中島みゆき「誕生」レビュー ~つまずいた人たちすべてへの救い~
最近、この歌詞が実感を持って迫ってくることが増えた。
歳を重ねると、いろんな人々との出会いと別れが重なっていく。
この歌を初めて聴いたのは学生の頃だった。
そのときは、上記の歌詞を聴いても、あまり印象に残るフレーズではなかった。
強気強気で押しまくっていく人たちは、どこまでも自らの主張を押し通して、のし上がっていくんじゃないか。
そんなふうに思っていたからだ。
しかし、社会人になって経験を重ねると、中島みゆきが綴った上記の詞は、次々と身近な現実で起き続けることを知った。
この資本主義社会において、成功者は、ピラミッドの最上部にいる、ごく一部の才能の持ち主だけでしかない。
どれだけ強気強気で推し進めても、失敗に失敗を重ねて結果を残せず、些細な出来事をきっかけに心が折れてしまうものなのだ。
大多数の人々は、望まれて誕生する。
しかし、心が折れてしまうと、まるで社会の中で誰からも望まれていないような孤独にさいなまれる。
中島みゆきの「誕生」は、そんな気持ちになった人々に、救いと生きる勇気を与えてくれる楽曲である。

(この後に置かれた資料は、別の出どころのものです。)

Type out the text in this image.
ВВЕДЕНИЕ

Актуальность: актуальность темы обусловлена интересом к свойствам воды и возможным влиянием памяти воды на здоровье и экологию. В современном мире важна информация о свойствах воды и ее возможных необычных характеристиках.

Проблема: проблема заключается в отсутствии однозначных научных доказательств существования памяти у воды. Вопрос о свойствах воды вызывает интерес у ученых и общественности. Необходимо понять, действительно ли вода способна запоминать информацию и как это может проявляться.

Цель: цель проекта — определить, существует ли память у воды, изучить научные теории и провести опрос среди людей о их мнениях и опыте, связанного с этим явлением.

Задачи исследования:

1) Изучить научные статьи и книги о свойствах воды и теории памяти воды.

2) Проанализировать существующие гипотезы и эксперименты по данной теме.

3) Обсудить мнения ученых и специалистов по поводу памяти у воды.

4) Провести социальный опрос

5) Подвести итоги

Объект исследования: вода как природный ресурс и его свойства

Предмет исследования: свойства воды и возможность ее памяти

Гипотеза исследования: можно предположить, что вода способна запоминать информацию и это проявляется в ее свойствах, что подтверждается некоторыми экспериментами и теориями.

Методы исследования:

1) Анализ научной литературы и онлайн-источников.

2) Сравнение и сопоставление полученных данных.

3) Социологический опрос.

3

誰かに頼ってもいいんだよ、と優しく諭してくれているかのように感じる。
そして、大サビでは、生まれたときに、誰からも「Welcome」を言われた記憶がないなら、わたしが「Welcome」を言うよ、と、すべての人々に救いを施すのだ。
つまずいた人たちすべてに救いを施す壮大な名曲。
だから「誕生」は、シングルとして大ヒットしてないにもかかわらず、多くの人々に愛され続けているのだろう。